There are also those few who see the inevitabilities of climate change and are racing to document the world as it is before it's too late. In the case of Rachel Sussman, this means photographing the world's oldest organisms. Traveling to some of Earth's most remote places, one continent after another, Sussman chronicles trees, plants, lichen, corral, bacteria, and anything else that is more than two millennia old. What she finds are astonishing symbols of life and its ability to persevere--living things that thrive despite disease, infestation, age, and human interference. However, the power of these organisms is tempered by the reality that, in our lifetimes alone, many will disappear due to man-made changes in the environment. This, despite having survived so much else, will be their undoing. Many of the living things Sussman documents are protected in one way or another, either through human measures or simple isolation from people--for example, the whereabouts of the oldest trees in the United States are undisclosed to keep them safe, and reaching the map lichens of Greenland (3,000 - 5,000 years old) requires extensive foot travel across a largely uninhabited part of the world. But even human intercession may not be enough for some, unaccustomed as they are to such rapid and unbearable changes.

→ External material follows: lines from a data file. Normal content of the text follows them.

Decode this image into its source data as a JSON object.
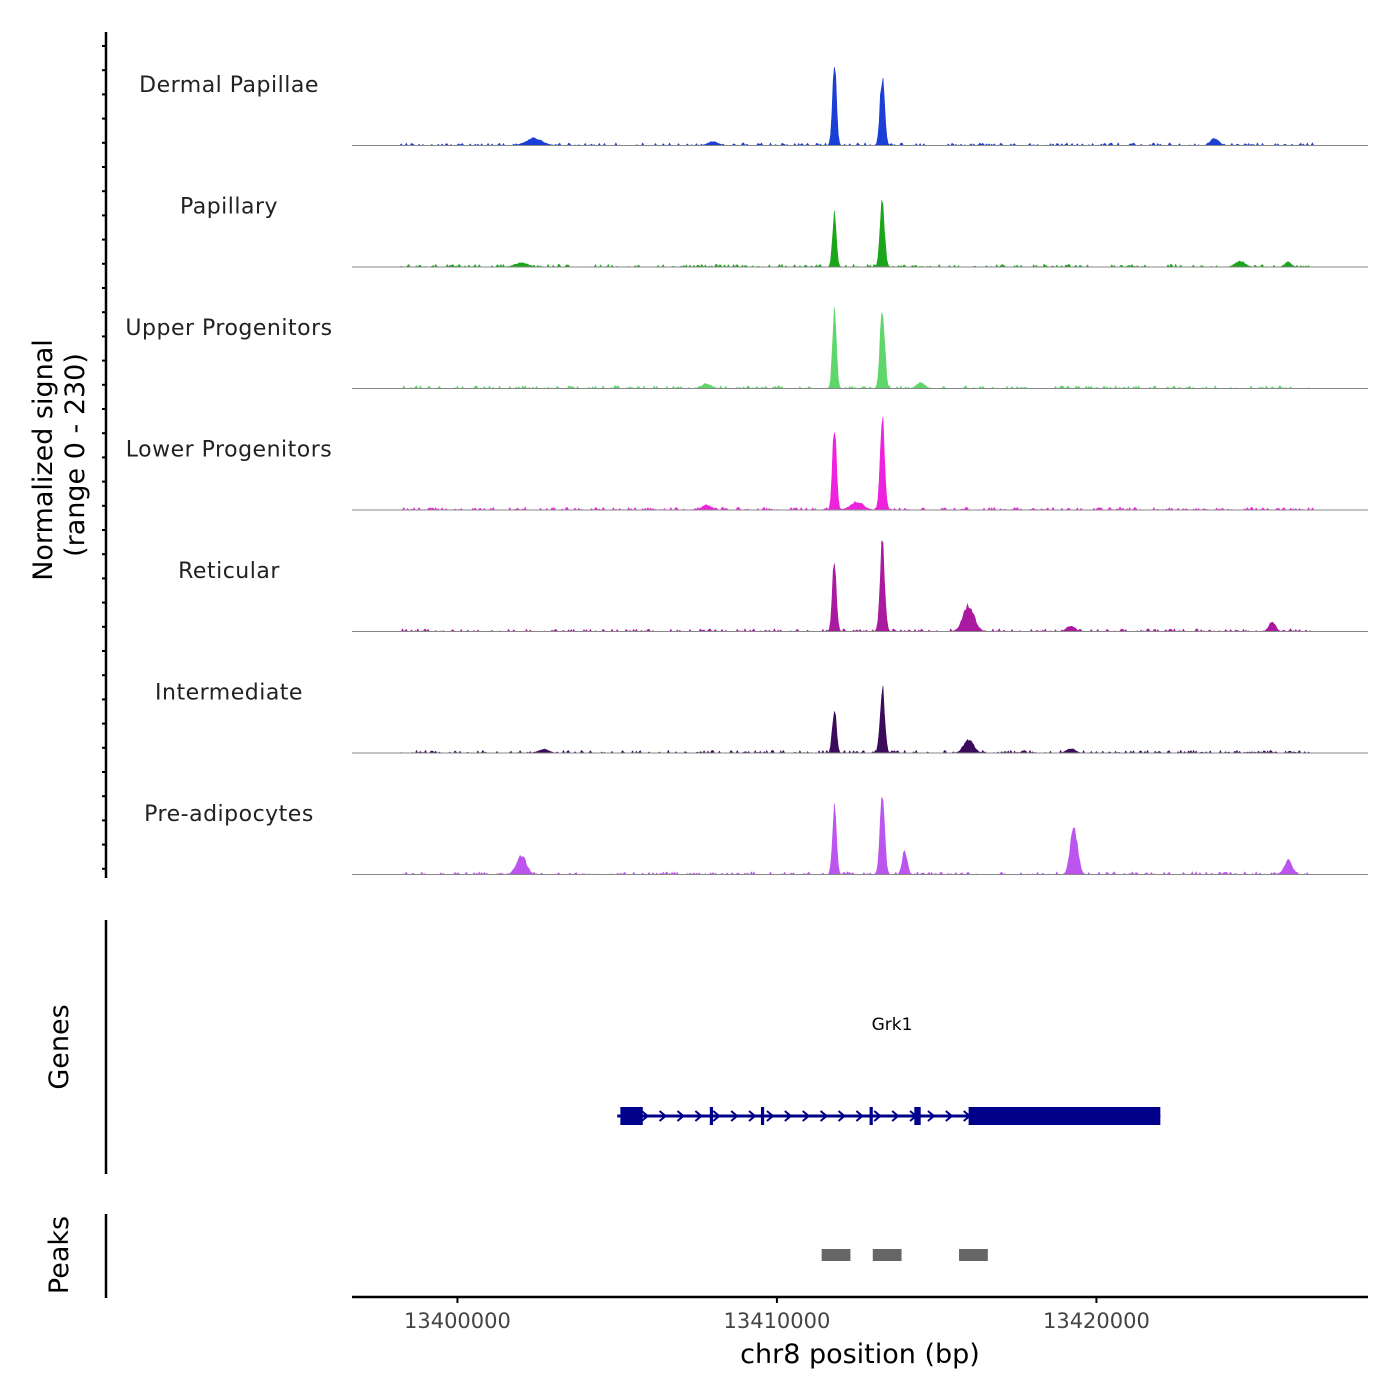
{
  "chart_data": {
    "type": "area",
    "title": "",
    "ylabel": "Normalized signal",
    "ylabel_range": "(range 0 - 230)",
    "y_range": [
      0,
      230
    ],
    "xlabel": "chr8 position (bp)",
    "x_range": [
      13396700,
      13428500
    ],
    "x_ticks": [
      13400000,
      13410000,
      13420000
    ],
    "x_tick_labels": [
      "13400000",
      "13410000",
      "13420000"
    ],
    "signal_extent": [
      13398200,
      13426800
    ],
    "tracks": [
      {
        "name": "Dermal Papillae",
        "color": "#1a3fd6",
        "peaks": [
          [
            13402400,
            18,
            500
          ],
          [
            13411800,
            220,
            120
          ],
          [
            13413300,
            170,
            140
          ],
          [
            13423700,
            18,
            250
          ],
          [
            13408000,
            10,
            300
          ]
        ]
      },
      {
        "name": "Papillary",
        "color": "#1aa51a",
        "peaks": [
          [
            13411800,
            130,
            120
          ],
          [
            13413300,
            160,
            140
          ],
          [
            13402000,
            10,
            400
          ],
          [
            13424500,
            15,
            300
          ],
          [
            13426000,
            12,
            200
          ]
        ]
      },
      {
        "name": "Upper Progenitors",
        "color": "#5fd66a",
        "peaks": [
          [
            13411800,
            185,
            120
          ],
          [
            13413300,
            210,
            140
          ],
          [
            13407800,
            12,
            300
          ],
          [
            13414500,
            15,
            250
          ]
        ]
      },
      {
        "name": "Lower Progenitors",
        "color": "#ee22dd",
        "peaks": [
          [
            13411800,
            230,
            120
          ],
          [
            13413300,
            225,
            140
          ],
          [
            13407800,
            12,
            300
          ],
          [
            13412500,
            20,
            400
          ]
        ]
      },
      {
        "name": "Reticular",
        "color": "#aa1aa0",
        "peaks": [
          [
            13411800,
            180,
            120
          ],
          [
            13413300,
            230,
            140
          ],
          [
            13416000,
            65,
            350
          ],
          [
            13425500,
            25,
            200
          ],
          [
            13419200,
            15,
            250
          ]
        ]
      },
      {
        "name": "Intermediate",
        "color": "#3c0a5a",
        "peaks": [
          [
            13411800,
            120,
            120
          ],
          [
            13413300,
            170,
            140
          ],
          [
            13416000,
            35,
            300
          ],
          [
            13402700,
            10,
            300
          ],
          [
            13419200,
            12,
            250
          ]
        ]
      },
      {
        "name": "Pre-adipocytes",
        "color": "#bb55ee",
        "peaks": [
          [
            13411800,
            185,
            120
          ],
          [
            13413300,
            200,
            140
          ],
          [
            13419300,
            120,
            220
          ],
          [
            13402000,
            50,
            300
          ],
          [
            13414000,
            60,
            150
          ],
          [
            13426000,
            35,
            250
          ]
        ]
      }
    ],
    "genes_label": "Genes",
    "genes": [
      {
        "name": "Grk1",
        "start": 13405000,
        "end": 13422000,
        "strand": "+",
        "exons": [
          [
            13405100,
            13405800
          ],
          [
            13407900,
            13408000
          ],
          [
            13409500,
            13409600
          ],
          [
            13412900,
            13413000
          ],
          [
            13414300,
            13414500
          ],
          [
            13416000,
            13422000
          ]
        ]
      }
    ],
    "peaks_label": "Peaks",
    "peak_regions": [
      [
        13411400,
        13412300
      ],
      [
        13413000,
        13413900
      ],
      [
        13415700,
        13416600
      ]
    ],
    "colors": {
      "gene": "#00008b",
      "peak_region": "#666666",
      "axis": "#000000",
      "baseline": "#888888"
    }
  }
}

There are those who might argue that, regardless of their age, these organisms are part of a great cycle of life on Earth, one which not only creates but destroys, recycling itself to make new organisms that can adapt more easily. They might dismiss Sussman's photography, not to mention the passion she has for her subjects and the overall premise of her work, as sentimental or near-sighted or even little more than a Thoreauvian delusion. The problem is that we all belong to this world and are of this world, and when another living thing--especially one that has survived for millennia--dies because of our actions, we are doing something wrong, and it is our responsibility to change. What's more, these organisms--regardless of their age, their locations, their incredible features--are much like us in that they are designed to survive in a narrow range, and any change in that range leads to death. Yes, we are unlike them in that we can move--a redwood, after all, cannot uproot itself after two thousand years--but the point is obvious:  if climate change is hurting them in this way, how much longer will it be before these changes begin to hurt us, too? That question has an answer, and it's an unfortunate one:  the changes already are. We just haven't accepted this yet, even though the world around us--the trees, the algae, the lichen, and so on--has already provided us with all the evidence we will ever need. It is evidence that most of us have chosen to ignore.